Jason's frame... done

I am on a weird streak of building mostly road bikes (ok, dirt road bikes, but still) and everyone seems to want to use a zillion things attached to their frame - so my water bottle boss supply is almost toast! Jason used up 10 on just his frame and there'll be another 6 on the fork once I get it done... yikes, that's a lotta bottle bosses. But he'll be able to carry a lot of crap.

The hydrationmobile

Geometry breakdown is:
-71 HTA and 74 STA. I used a pretty long rake (50mm) fork to push the front wheel out a bit to help deal with Jason's annoying fender-overlap issues.
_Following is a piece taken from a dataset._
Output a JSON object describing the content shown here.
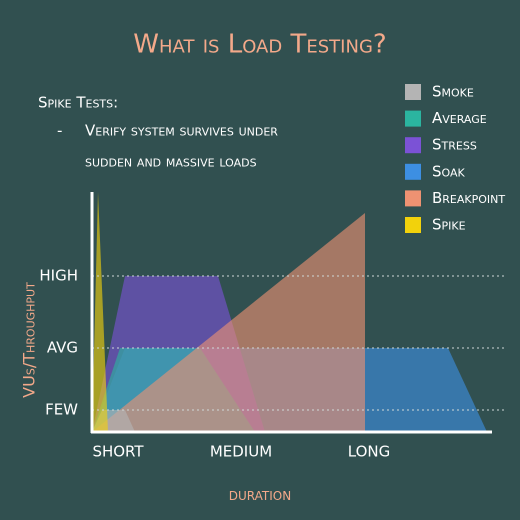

With 40c tires, that means trail in the high 60s and front center of 61cm.
-The STA is a degree steeper than Jason usually rides so that he can use a setback post for a bit more cush.
-Chainstays are 45.5cm - nice and long for pannier clearance and stability on those long straight dirt roads that disappear on the horizon.
-BB height is nice and low at 265mm (again assuming big tires). Not great for a crit, but awesome for a long cruise or even a long hard effort out in the boonies. Without full on MTB tires, you're not going to get to a lean angle where hitting a pedal on the dirt is an issue in most cases so low and long is where it's at for this kind of bike.
-Clearance for 40c tires, fenders, bags, 3 water bottles, and the kitchen sink.
-Tubing is mostly Supertherm and Verus. Touring/gravel bikes get the crap beaten out of them and carry heavy loads so super thin/light tubes are a waste here. Frame is still a respectable 2050g, though.
-Paragon low mounts in swanky stainless. I love these dropouts for this kind of bike - they keep the caliper out of the way of the racks and bags really nicely.

Long story short - a bike for getting away from it all.